This study investigated two main areas: flow velocity and WSS, and quantified the effects of bifurcation plaques on haemodynamic factors in patient-specific LCA models. Selected patient’s artery geometry was reconstructed to generate the LCA models with significant lumen stenosis. High WSS regions (Fig. 4) were found at the stenotic locations and this seems to indicate that the potential plaques may rupture at high WSS locations [23]. Low WSS locations (Fig. 4) were found at pre- and post- plaque locations, these causes may lead to the progression of plaques [6–8]. Flow velocity was increased at stenotic locations, and recirculating flow was displayed at post-plaque locations (as shown in Fig. 3). According to the haemodynamic analysis, the plaques tend to develop at post-plaque locations, in low flow velocity, recirculating regions [6–8]. Our investigation provides an insight into the effect of bifurcation plaques at LAD and LCX branches on the haemodynamic parameters and demonstrates the subsequent haemodynamics surrounding plaque locations.
Recent studies have presented clinical data regarding the distribution of high-risk plaques in human coronary arties [24, 25] and focal development of atherosclerosis was related to the plaque configuration in the bifurcation regions. It has been shown that the stenoses in left coronary bifurcations may cause haemodynamic and WSS variations to the main coronary arteries and their side-branches [26, 27]. The role of WSS distribution is associated with plaque progression, and a region of high WSS has been considered contributing to the rupture and thrombosis in atherosclerotic plaques, while the location of low WSS may lead to developed progression of plaque area [28]. Our results are in line with these reports as we noticed the high WSS at the stenotic positions and low WSS at the pre- and post-plaque conditions. These findings are valuable for improving understanding of the effects of plaques, and consequently the mechanisms underlying the development of atherosclerosis.
Patient-specific LCA models of CFD analysis have some limitations that should be addressed. The simulation did not consider the elasticity of the coronary wall. The surface of the stenoses was assumed to be smooth and this assumption has been shown to be reasonable in this case [26]. Furthermore, the assumption of a non-Newtonian viscosity can be important in low flow areas. However, assumption of a rigid coronary wall is reasonable in this configuration [22]. Furthermore, patient-specific LCA models were limited as only three patients were included in this study. It is possible that plaques only occur at one side of the coronary artery, resulting in stenosis. Future studies with inclusion of more coronary models with different configurations based on a more realistic idealized geometry should be performed.

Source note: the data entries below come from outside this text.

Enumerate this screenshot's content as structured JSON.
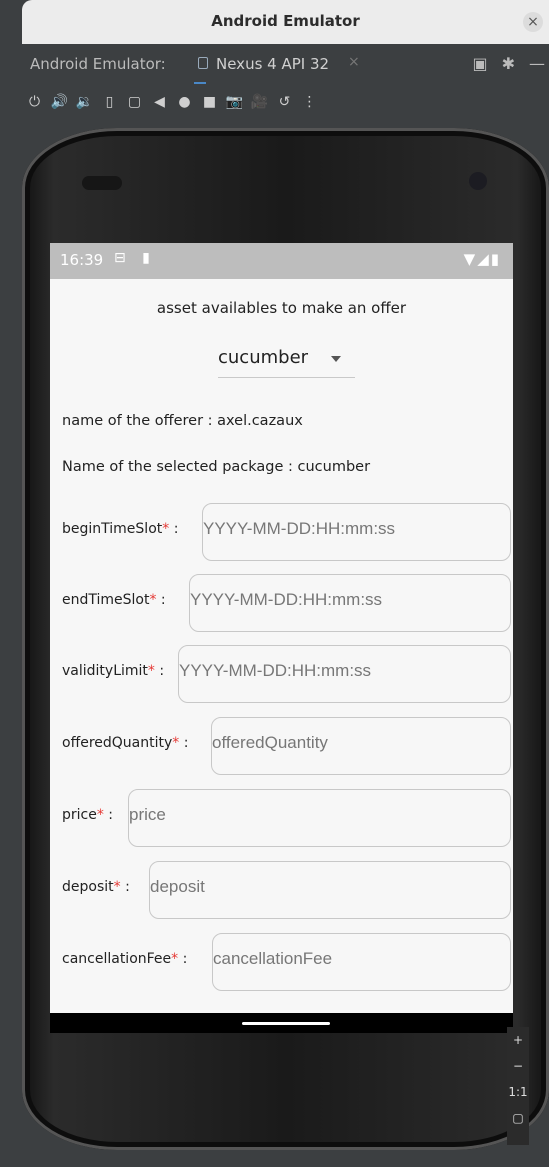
{
  "window": {
    "title": "Android Emulator",
    "close": "×"
  },
  "tabbar": {
    "label": "Android Emulator:",
    "tab": "Nexus 4 API 32",
    "tab_close": "×"
  },
  "toolbar_icons": [
    "⏻",
    "🔊",
    "🔉",
    "▯",
    "▢",
    "◀",
    "●",
    "■",
    "📷",
    "🎥",
    "↺",
    "⋮"
  ],
  "statusbar": {
    "time": "16:39",
    "icons": "⊟ ▮",
    "right": "▼◢▮"
  },
  "app": {
    "heading": "asset availables to make an offer",
    "dropdown_value": "cucumber",
    "offerer": "name of the offerer : axel.cazaux",
    "package": "Name of the selected package : cucumber",
    "fields": [
      {
        "label": "beginTimeSlot",
        "placeholder": "YYYY-MM-DD:HH:mm:ss"
      },
      {
        "label": "endTimeSlot",
        "placeholder": "YYYY-MM-DD:HH:mm:ss"
      },
      {
        "label": "validityLimit",
        "placeholder": "YYYY-MM-DD:HH:mm:ss"
      },
      {
        "label": "offeredQuantity",
        "placeholder": "offeredQuantity"
      },
      {
        "label": "price",
        "placeholder": "price"
      },
      {
        "label": "deposit",
        "placeholder": "deposit"
      },
      {
        "label": "cancellationFee",
        "placeholder": "cancellationFee"
      }
    ],
    "required_mark": "*",
    "colon": " :"
  },
  "zoom": {
    "plus": "+",
    "minus": "−",
    "ratio": "1:1"
  }
}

In conclusion, we performed a computational analysis of bifurcation plaques in the realistic LCA with coronary disease, at bifurcation locations between LAD and LCX. There is a direct influence of bifurcation plaques in the LCA on haemodynamic and WSS changes, such as recirculating flow, low flow velocity regions, and high WSS, indicating the potential risk for plaques to rupture. Further studies focusing on the larger populations of patient-specific left coronary disease should be performed to verify our results.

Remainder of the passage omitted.